One aspect that Scott has definitely taken away from playing strategy simulation games is observing the game mechanics and taking notes. “I had different formats,” she says. “Every day I had a sort of traffic light system of how I felt about each person. Green was the person I thought was loyal, even though you’re not 100 percent sure – and those people would inevitably be killed! Red was the person I was most convinced was disloyal at that point. I also wrote everyone’s names on a piece of paper and then drew lines between them, based on who I saw them having conversations – a bit like the corkboards that TV detectives use, in red. Earlier, but I was staring at that page and the only contestants I didn’t draw between were Rachel and Stephen.
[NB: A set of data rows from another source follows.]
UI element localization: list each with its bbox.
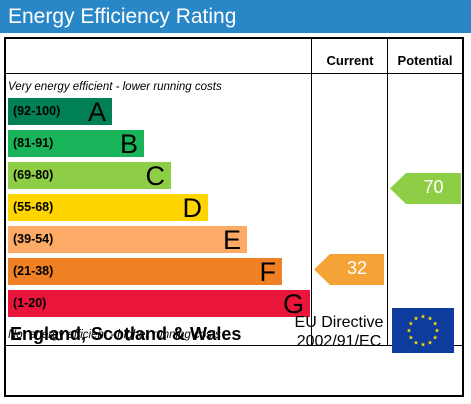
top-note: Very energy efficient - lower running co…: [8, 81, 222, 93]
eu-star-icon: [420, 342, 426, 347]
current-column-divider: [311, 39, 312, 345]
band-range: (1-20): [13, 296, 47, 310]
current-arrow-shape: [314, 254, 384, 285]
potential-arrow-shape: [390, 173, 461, 204]
footer-country: England, Scotland & Wales: [10, 324, 242, 344]
eu-directive-line1: EU Directive: [294, 314, 384, 331]
band-range: (92-100): [13, 104, 61, 118]
potential-column-divider: [387, 39, 388, 345]
eu-star-icon: [406, 328, 412, 333]
current-rating-arrow: 32: [314, 254, 384, 285]
band-letter: D: [182, 193, 203, 223]
band-c: (69-80) C: [8, 161, 171, 191]
band-letter: C: [145, 161, 166, 191]
potential-column-header: Potential: [397, 53, 453, 68]
current-column-header: Current: [326, 53, 374, 68]
band-range: (55-68): [13, 200, 54, 214]
band-letter: B: [119, 129, 138, 159]
band-letter: E: [222, 225, 241, 255]
band-a: (92-100) A: [8, 97, 112, 127]
eu-star-icon: [413, 315, 419, 321]
band-range: (21-38): [13, 264, 54, 278]
footer-divider: [6, 345, 462, 346]
band-b: (81-91) B: [8, 129, 144, 159]
eu-star-icon: [432, 321, 438, 326]
eu-star-icon: [408, 335, 414, 340]
eu-star-icon: [432, 335, 438, 340]
eu-star-icon: [408, 321, 414, 326]
potential-rating-value: 70: [423, 177, 444, 197]
band-letter: A: [87, 97, 106, 127]
band-letter: F: [259, 257, 277, 287]
band-d: (55-68) D: [8, 193, 208, 223]
band-g: (1-20) G: [8, 289, 310, 319]
eu-flag-icon: [392, 308, 454, 353]
band-range: (81-91): [13, 136, 54, 150]
band-f: (21-38) F: [8, 257, 282, 287]
band-letter: G: [282, 289, 304, 319]
band-range: (39-54): [13, 232, 54, 246]
band-range: (69-80): [13, 168, 54, 182]
eu-directive: EU Directive 2002/91/EC: [286, 313, 392, 351]
eu-star-icon: [427, 315, 433, 321]
eu-star-icon: [427, 340, 433, 345]
current-rating-value: 32: [346, 258, 368, 278]
potential-rating-arrow: 70: [390, 173, 461, 204]
eu-star-icon: [413, 340, 419, 345]
header-divider: [6, 73, 462, 74]
bottom-note: Not energy efficient - higher running co…: [8, 329, 221, 341]
eu-star-icon: [434, 328, 440, 333]
page-title: Energy Efficiency Rating: [8, 5, 237, 28]
rating-frame: Current Potential Very energy efficient …: [4, 37, 464, 397]
eu-star-icon: [420, 314, 426, 319]
band-e: (39-54) E: [8, 225, 247, 255]
eu-directive-line2: 2002/91/EC: [296, 333, 382, 350]
title-bar: Energy Efficiency Rating: [0, 0, 471, 33]
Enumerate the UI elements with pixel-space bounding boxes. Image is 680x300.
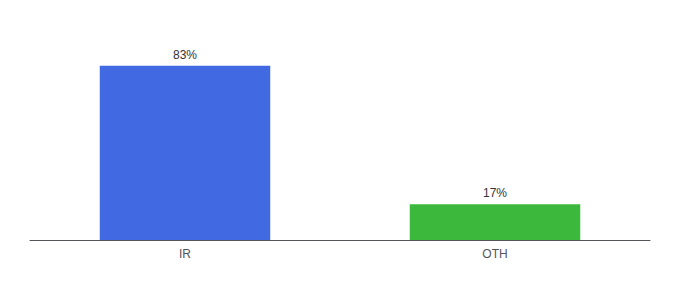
svg-text:IR: IR: [179, 247, 191, 261]
svg-text:OTH: OTH: [482, 247, 507, 261]
svg-text:83%: 83%: [173, 48, 197, 62]
svg-text:17%: 17%: [483, 186, 507, 200]
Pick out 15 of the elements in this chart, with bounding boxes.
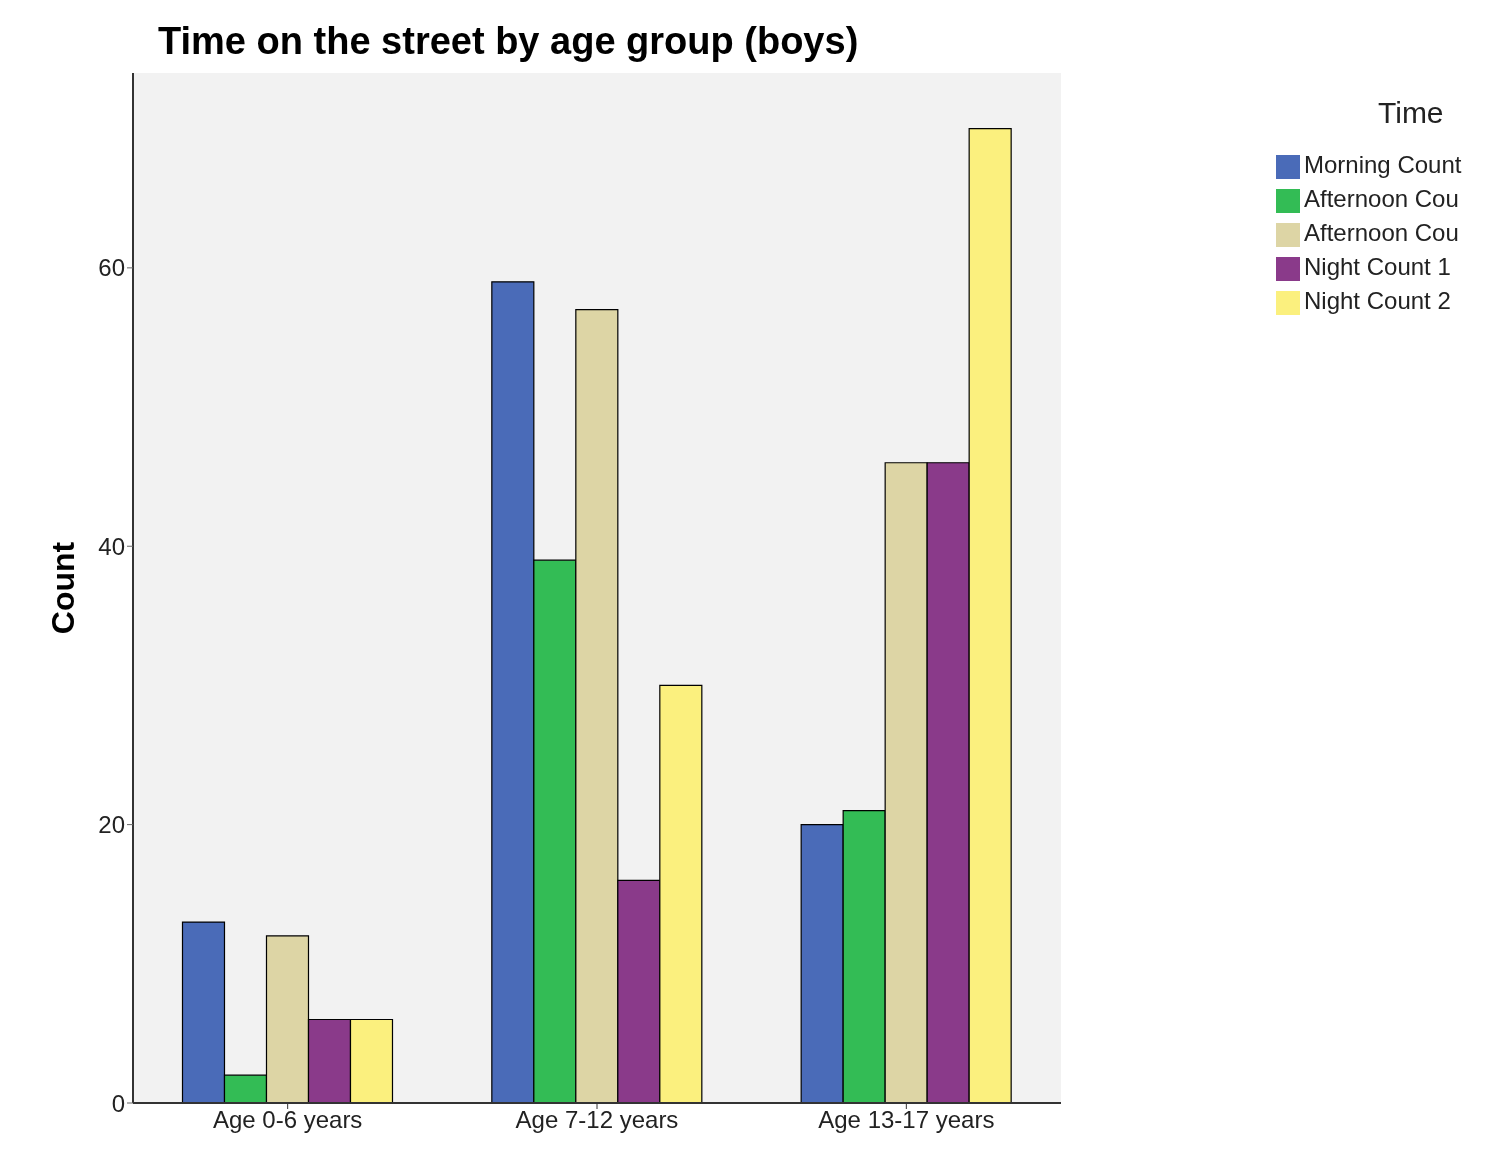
x-tick-label: Age 7-12 years [515,1106,679,1134]
legend-label: Night Count 1 [1304,253,1451,280]
y-tick-label: 40 [98,532,125,560]
x-tick-label: Age 0-6 years [212,1106,363,1134]
legend-label: Morning Count [1304,151,1462,178]
y-axis-title: Count [45,541,82,635]
legend-label: Afternoon Cou [1304,219,1459,246]
chart-title: Time on the street by age group (boys) [158,20,859,63]
y-tick-label: 60 [98,254,125,282]
legend-title: Time [1378,96,1444,130]
y-tick-label: 20 [98,811,125,839]
legend-label: Afternoon Cou [1304,185,1459,212]
y-tick-label: 0 [111,1089,125,1117]
legend-label: Night Count 2 [1304,287,1451,314]
x-tick-label: Age 13-17 years [818,1106,995,1134]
Since leaving The Traitors’ castle, Scott says she hasn’t played the social deduction game – perhaps she’s done arousing others’ suspicions. Now I’ve moved on to games like Outer Wilds and Blue Prince, which pit you against strange and puzzling environments rather than other human beings. There was another interesting effect of her time on traitors, though. She is currently studying for her PhD, and believes that her experiences at the end of the Roundtable were very useful to one side or another. “The thing I was really apprehensive about, and I think a lot of PhD students are the same, is life,” she says. “You’re literally sitting in a room with examiners and you have to defend your thesis. Well, I’ve really learned how to defend myself and argue a point!”